Is the acceleration of car greater when hitting the accelerator, or the brakes? Is acceleration of car greater than when pedal the pushed to the floor or when break pedal is pushed hard? I do understand that the signs would change in either but I am more considered about the magnitude.... 
 A: The breaking system is nearly always more powerful than the engine.  This is a good thing, because you want to make sure you can stop as best as possible.
Theoretically both systems are limited by the friction of the tires.  If you have an engine which can cause your tires to slip as you accelerate, then both acceleration and breaking systems have the same limiting factor -- the tires.
However, most cars cannot break the tires free simply by pushing the pedal to the metal.  Those who wish to break the tires free (such as drifters), typically do so using other forces, such as forces generated by turning or through the clutch.
Consider this thought experiment.  (I say "thought experiment" rather than "do this" because of safety concerns!  Always stay in control of your vehicle!)  If you were to accelerate to say, 40mph, and then slam on the brakes, you could easily cause them to lock up.  This is why we have ABS brakes-- because its easy to lock up and lose control.  However, at 40mph, it is almost impossible to hit the gas and break the tires lose.
Go ahead and try the "hitting the gas" half of the experiment, where it is legal and safe.  You won't be able to brake the wheels free unless you have an enormously powerful car that you bought for the expressed intent of having that much power!
A: Assuming that you have enough of a variety of gear ratios available, every car should theoretically be able to "burn rubber" when accelerating, up to a certain critical speed $v_0$. On a level road, with the standard model of friction, $v_0=P/\mu_s mg$, where $P$ is the maximum power the engine can supply.

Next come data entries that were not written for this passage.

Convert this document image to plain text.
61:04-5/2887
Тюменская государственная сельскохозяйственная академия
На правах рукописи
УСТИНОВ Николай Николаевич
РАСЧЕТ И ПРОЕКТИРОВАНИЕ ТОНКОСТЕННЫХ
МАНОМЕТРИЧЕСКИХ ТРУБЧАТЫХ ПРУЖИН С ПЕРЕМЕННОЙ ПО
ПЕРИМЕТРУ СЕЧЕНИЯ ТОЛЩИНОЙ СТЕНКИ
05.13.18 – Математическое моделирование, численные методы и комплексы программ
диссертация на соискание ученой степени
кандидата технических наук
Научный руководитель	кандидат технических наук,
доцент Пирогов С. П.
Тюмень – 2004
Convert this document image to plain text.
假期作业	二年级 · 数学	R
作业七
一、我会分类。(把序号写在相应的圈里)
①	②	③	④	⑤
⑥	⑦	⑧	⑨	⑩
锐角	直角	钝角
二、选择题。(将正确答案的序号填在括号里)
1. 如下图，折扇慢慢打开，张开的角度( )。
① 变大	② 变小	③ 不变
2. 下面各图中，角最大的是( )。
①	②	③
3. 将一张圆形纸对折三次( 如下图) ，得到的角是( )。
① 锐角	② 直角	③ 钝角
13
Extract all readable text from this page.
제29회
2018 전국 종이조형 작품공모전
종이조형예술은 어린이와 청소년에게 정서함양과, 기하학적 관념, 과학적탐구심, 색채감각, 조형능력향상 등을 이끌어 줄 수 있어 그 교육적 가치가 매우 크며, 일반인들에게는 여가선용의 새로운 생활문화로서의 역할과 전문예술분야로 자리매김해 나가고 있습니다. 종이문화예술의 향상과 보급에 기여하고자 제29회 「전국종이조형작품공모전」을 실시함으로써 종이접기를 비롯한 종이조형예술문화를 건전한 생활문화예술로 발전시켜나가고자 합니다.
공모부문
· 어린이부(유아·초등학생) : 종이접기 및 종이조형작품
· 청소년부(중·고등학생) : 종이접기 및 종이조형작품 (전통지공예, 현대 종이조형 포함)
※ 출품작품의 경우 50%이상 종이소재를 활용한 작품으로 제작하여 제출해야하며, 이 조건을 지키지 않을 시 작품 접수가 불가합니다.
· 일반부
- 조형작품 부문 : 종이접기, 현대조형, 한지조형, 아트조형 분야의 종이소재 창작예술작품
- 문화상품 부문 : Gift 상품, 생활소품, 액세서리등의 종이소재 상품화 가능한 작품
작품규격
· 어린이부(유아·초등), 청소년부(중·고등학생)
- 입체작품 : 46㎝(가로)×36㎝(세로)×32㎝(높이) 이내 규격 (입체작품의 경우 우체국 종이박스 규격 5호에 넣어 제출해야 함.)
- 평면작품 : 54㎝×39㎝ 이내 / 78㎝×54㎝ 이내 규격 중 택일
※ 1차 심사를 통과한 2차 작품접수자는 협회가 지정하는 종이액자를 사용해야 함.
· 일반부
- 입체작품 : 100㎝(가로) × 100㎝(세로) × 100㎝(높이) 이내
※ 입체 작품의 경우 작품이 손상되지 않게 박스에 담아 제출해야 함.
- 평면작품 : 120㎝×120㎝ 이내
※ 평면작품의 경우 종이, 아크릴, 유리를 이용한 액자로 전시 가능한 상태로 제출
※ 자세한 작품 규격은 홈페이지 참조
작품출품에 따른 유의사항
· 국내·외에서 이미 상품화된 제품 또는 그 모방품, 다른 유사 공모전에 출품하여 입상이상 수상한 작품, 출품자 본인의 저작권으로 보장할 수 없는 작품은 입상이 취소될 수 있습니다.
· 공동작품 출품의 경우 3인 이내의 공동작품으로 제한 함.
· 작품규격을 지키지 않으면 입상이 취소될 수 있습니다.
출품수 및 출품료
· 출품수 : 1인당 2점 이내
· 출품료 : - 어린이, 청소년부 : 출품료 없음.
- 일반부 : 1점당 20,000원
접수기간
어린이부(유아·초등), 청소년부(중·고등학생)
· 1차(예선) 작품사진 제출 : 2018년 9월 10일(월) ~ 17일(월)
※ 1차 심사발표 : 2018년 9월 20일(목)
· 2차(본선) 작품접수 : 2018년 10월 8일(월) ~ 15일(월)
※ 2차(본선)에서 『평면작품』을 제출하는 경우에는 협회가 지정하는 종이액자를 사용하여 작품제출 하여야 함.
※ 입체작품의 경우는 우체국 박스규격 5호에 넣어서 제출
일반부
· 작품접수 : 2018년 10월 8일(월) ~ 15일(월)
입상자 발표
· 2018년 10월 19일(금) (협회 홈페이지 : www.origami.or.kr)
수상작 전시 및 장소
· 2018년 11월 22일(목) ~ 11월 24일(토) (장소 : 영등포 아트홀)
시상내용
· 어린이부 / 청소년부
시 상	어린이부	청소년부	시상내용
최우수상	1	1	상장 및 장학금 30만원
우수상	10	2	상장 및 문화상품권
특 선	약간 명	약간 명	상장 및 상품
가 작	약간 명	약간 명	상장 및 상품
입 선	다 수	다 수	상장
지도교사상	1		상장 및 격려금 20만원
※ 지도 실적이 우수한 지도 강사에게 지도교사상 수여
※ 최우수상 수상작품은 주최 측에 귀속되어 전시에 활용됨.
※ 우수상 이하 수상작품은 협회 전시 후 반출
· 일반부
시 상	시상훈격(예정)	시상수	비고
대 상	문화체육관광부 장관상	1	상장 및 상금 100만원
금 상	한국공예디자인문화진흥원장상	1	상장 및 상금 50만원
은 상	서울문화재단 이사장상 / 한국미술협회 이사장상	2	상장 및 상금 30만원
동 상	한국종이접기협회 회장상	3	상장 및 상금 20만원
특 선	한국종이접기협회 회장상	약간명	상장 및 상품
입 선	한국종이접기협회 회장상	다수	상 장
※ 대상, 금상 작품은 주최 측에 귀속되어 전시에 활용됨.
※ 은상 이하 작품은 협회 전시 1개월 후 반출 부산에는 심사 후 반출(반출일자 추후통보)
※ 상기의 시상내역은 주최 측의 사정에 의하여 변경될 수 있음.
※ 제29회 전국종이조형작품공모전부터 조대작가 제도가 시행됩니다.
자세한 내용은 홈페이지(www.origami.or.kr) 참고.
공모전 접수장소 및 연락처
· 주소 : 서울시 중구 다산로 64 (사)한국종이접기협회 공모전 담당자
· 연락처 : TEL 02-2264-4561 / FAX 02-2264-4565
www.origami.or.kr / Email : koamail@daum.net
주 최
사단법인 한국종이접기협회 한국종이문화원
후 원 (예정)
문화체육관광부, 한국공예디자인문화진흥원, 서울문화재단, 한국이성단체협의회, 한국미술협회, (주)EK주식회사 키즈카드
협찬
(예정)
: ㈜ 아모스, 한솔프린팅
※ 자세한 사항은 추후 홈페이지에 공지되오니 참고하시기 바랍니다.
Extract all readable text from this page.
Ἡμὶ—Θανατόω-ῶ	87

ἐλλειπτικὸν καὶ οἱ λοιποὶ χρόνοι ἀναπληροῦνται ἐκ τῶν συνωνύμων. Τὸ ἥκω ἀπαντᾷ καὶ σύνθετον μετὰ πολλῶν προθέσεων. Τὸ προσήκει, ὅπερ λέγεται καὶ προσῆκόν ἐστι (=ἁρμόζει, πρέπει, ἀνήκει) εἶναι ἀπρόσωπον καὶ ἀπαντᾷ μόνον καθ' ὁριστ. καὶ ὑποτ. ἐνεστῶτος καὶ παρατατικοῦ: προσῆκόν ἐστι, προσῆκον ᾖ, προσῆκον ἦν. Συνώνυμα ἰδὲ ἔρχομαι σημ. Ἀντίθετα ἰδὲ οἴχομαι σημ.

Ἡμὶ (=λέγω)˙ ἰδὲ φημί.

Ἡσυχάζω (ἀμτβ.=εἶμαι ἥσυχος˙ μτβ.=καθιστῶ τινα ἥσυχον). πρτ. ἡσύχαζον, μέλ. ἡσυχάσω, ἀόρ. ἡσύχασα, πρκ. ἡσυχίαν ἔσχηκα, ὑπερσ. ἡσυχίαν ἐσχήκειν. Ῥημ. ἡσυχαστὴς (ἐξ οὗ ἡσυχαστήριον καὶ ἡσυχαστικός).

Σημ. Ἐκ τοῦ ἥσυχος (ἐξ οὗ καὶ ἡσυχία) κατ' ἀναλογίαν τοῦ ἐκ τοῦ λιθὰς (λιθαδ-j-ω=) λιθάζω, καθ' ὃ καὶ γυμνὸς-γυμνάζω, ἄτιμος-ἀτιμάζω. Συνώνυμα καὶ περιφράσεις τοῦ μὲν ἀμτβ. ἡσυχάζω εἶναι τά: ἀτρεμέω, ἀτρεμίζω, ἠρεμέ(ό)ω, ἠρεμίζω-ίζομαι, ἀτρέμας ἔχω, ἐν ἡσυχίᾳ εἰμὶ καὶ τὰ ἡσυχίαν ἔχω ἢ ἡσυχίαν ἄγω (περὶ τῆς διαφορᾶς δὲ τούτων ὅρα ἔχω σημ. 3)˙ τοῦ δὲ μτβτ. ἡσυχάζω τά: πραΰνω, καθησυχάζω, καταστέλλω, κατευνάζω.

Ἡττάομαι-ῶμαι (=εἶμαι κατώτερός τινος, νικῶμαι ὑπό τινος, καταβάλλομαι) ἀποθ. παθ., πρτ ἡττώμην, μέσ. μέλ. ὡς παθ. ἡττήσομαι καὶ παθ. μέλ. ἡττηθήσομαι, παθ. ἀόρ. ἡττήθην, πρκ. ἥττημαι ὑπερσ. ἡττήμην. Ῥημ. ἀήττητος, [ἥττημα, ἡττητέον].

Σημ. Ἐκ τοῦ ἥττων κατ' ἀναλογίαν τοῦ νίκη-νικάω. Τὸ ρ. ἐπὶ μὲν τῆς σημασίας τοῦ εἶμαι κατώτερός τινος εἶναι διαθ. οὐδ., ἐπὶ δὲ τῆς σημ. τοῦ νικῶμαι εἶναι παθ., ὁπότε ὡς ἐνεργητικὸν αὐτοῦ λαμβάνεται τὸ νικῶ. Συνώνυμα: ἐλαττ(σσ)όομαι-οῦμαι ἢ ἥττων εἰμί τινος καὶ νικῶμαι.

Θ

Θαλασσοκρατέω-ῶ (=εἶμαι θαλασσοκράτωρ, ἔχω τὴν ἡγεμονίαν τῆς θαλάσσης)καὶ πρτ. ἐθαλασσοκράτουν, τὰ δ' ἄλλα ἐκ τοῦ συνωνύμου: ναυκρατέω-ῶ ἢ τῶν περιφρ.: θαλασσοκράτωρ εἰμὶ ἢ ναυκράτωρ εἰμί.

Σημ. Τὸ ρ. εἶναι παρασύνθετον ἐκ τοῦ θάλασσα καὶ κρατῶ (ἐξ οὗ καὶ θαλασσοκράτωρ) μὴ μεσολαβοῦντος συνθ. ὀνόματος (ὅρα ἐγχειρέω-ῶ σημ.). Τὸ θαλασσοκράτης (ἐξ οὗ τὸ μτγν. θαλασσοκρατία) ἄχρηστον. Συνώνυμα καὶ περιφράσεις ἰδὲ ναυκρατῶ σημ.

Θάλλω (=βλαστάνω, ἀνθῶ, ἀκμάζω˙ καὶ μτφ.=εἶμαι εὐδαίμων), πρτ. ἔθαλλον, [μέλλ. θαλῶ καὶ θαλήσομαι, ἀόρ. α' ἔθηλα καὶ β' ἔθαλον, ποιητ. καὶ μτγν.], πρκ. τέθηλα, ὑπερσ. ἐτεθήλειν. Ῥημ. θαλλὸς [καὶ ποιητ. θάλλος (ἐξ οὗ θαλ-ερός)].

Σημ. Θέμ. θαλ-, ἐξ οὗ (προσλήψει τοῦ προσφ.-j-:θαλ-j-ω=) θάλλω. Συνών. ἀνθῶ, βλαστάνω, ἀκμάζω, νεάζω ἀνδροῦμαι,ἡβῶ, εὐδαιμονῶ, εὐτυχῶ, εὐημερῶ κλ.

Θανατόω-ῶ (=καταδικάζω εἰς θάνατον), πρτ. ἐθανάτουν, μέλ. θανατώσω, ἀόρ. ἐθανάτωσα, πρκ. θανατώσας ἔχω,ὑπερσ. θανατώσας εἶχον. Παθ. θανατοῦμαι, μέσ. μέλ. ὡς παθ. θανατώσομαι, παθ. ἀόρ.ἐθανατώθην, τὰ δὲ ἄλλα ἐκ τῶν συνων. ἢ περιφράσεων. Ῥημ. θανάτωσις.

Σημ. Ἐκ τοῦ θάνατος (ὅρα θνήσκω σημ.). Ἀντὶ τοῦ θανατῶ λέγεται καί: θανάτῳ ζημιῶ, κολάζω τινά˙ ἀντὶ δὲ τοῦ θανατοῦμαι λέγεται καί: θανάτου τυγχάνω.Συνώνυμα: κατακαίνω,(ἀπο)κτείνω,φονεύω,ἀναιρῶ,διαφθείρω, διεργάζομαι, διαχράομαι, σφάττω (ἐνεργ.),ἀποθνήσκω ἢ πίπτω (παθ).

So below $v_0$, the acceleration you can get from the gas pedal or from braking is equal in magnitude, because it's limited by friction and equals $\mu_s g$. Above $v_0$, the brakes are always capable of a greater acceleration, because they are always capable of making the car start to skid, or of providing infinitesimally less friction that that, causing the car to have an acceleration equal to the frictional limit. (In modern cars, this capability may be hidden from you by antilock brakes. Studies with professional and ordinary drivers also show that ordinary drivers basically never brake as hard as their car is capable of doing without skidding.)
A: The breaking time and distance of a car are affected by many variables, such as road conditions, the condition of the brakes and the type and condition of the tires.  Also, of course, the reaction time of the driver and the vehicle speed. The accelerations of cars varies widely. 
In order to compare gas pedal acceleration to brake pedal deceleration, you would need reliable data (generated by an independent source) for the same car under the same conditions. But here are some general observations of mine. 
I read the typical braking distance of a car going at 60 mph (88 fps) once the brake pedal is pushed is about 180 feet. If I did my math correctly, that works out to a stopping time of about 2 seconds. That does not include the "thinking" distance of 60 feet (according to the source) which would of course increase the stopping time. The average deceleration of the vehicle would then be 88 ft/$s^2$
The 0-60 mph acceleration times for vehicles varies widely. For high performance cars I read they are typically less than 6 seconds, but then those cars typically have shorter stopping distances as well. In the case of exotic sports cars the the 0-60 times can be between 2.5 and 3 seconds. For them the acceleration and braking times (and thus magnitude of acceleration and deceleration) might be more comparable.
But for typical non performance cars (family sedans or SUVs) 0-60 times are greater than 6 seconds. So for them it would appear that 60-0 braking time would be less than 0-60 acceleration time, meaning the braking deceleration would be greater than the car acceleration, than would be the case for the exotic sports car.
Update:
It has been suggested that my answer left open the possibility that acceleration may be greater than braking. That was not my intent. I simply wanted to point out all the variables involved and the observation that the difference between braking and acceleration (e.g., the ratio of acceleration to braking) is generally less for a high performance car than for a typical family car. But braking still generally wins out.